Who Decides if Breast Tests Are Best?

Patients, not bureaucrats, should make choices about mammograms.

The United States Preventive Services Task Force “recommends against routine screening mammography in women aged 40 to 49 years.” This simple statement, published on the website of the U.S. Department of Health and Human Services by the Agency for Healthcare Research and Quality, ignited a firestorm of protest in November.

“This recent recommendation…is dangerous because it suggests that women lay down their best weapon in the fight against breast cancer, which is early detection,” declared Janelle Hall, founder of the National Breast Cancer Foundation. Bernadine Healy, the first woman to head the National Institutes of Health, urged women to ignore the new recommendation, “because unequivocally this will increase the number of women dying of breast cancer.” The American Cancer Society (ACS) immediately announced that it “continues to recommend annual screening using mammography and clinical breast examination for all women beginning at age 40.”

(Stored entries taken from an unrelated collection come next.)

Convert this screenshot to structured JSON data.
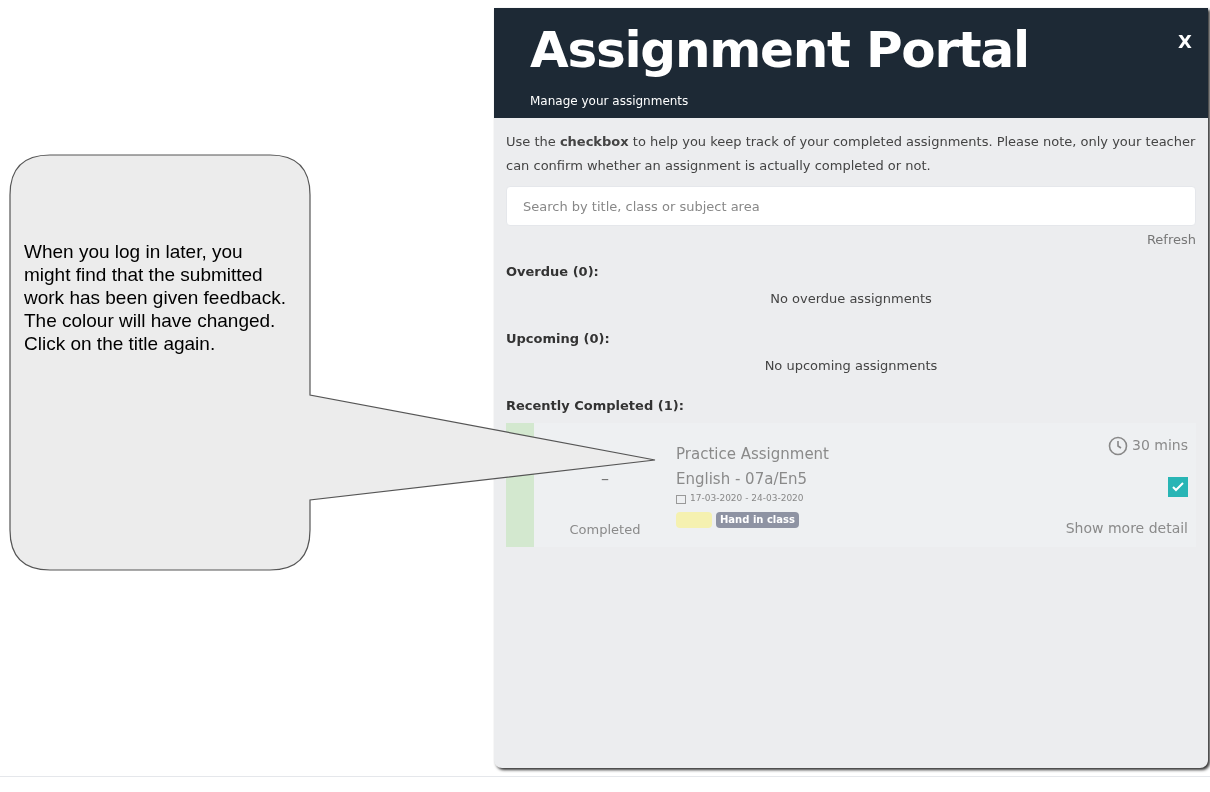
{
  "callout": {
    "text": "When you log in later, you might find that the submitted work has been given feedback. The colour will have changed. Click on the title again."
  },
  "portal": {
    "title": "Assignment Portal",
    "subtitle": "Manage your assignments",
    "close": "X",
    "intro": "Use the **checkbox** to help you keep track of your completed assignments. Please note, only your teacher can confirm whether an assignment is actually completed or not.",
    "search": {
      "placeholder": "Search by title, class or subject area"
    },
    "refresh": "Refresh",
    "sections": [
      {
        "heading": "Overdue (0):",
        "empty": "No overdue assignments"
      },
      {
        "heading": "Upcoming (0):",
        "empty": "No upcoming assignments"
      },
      {
        "heading": "Recently Completed (1):",
        "items": [
          {
            "title": "Practice Assignment",
            "subject": "English - 07a/En5",
            "dates": "17-03-2020 - 24-03-2020",
            "duration": "30 mins",
            "mark": "–",
            "status": "Completed",
            "checked": true,
            "color": "#d3e8cf",
            "tags": [
              {
                "color": "#f5f1b0"
              },
              {
                "label": "Hand in class",
                "color": "#8e93a3"
              }
            ],
            "more": "Show more detail"
          }
        ]
      }
    ]
  }
}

The ACS also pointedly stated that the task force “is essentially telling women that mammography at age 40 to 49 saves lives; just not enough of them.” A USA Today poll found that 76 percent of women say they disagree or strongly disagree with the panel’s recommendation. In the face of the public anger, a rattled Health and Human Services Secretary Kathleen Sebelius disavowed the federal panel’s recommendation, declaring that the task force does “not set federal policy and they don’t determine what services are covered by the federal government.”

Thank goodness that someone stepped in to stop federally appointed experts and bureaucrats from making health care policy and deciding which patients will get what treatments, right? Actually, no. A federal bureaucrat, namely Sebelius, did decide which patients will get what treatments. She simply rejected the panel’s clinical cost-benefit analysis for mammography in favor of her own political cost-benefit analysis.

The fury and confusion among competing bureaucrats over the new mammogram recommendations is a timely reminder that the proper person to make medical treatment cost-benefit decisions is the patient. Forty-nine states mandate that insurers cover routine mammograms between ages 40 and 49. But instead of mandates and instead of potential regulations limiting access to mammography, why not let women choose for themselves? If a woman is comfortable with the new recommendations, she should be able to buy a less expensive health insurance policy that does not cover annual mammograms. If she believes that routine mammograms will give her greater peace of mind, she should have the choice to purchase a policy with more extensive and expensive coverage.

The patient choice principle extends beyond the mammogram controversy. One way to encourage consumers to more carefully balance health care risks and benefits would be to allow them to choose less expensive high-deductible insurance policies combined with health savings accounts. In such a situation, patients, not politicians, could decide for themselves how much screening tests such as mammograms are really worth to them. (By the way, the task force also concluded that “the current evidence is insufficient to assess the balance of benefits and harms of prostate cancer screening in men younger than age 75.” I nevertheless choose to get a prostate-specific antigen test every year.) A quick check with the New Choice Health consumer website finds that mammograms in the Washington, D.C., area cost between $140 and $340.

Sebelius’ ruling shows how politics overtakes decisions about what constitutes appropriate medical treatment as the government assumes ever greater responsibility to pay for health care. As Washington debates sweeping changes to American medicine, the controversy should encourage us to do some cost-benefit analysis of our own about increased government interference with our health.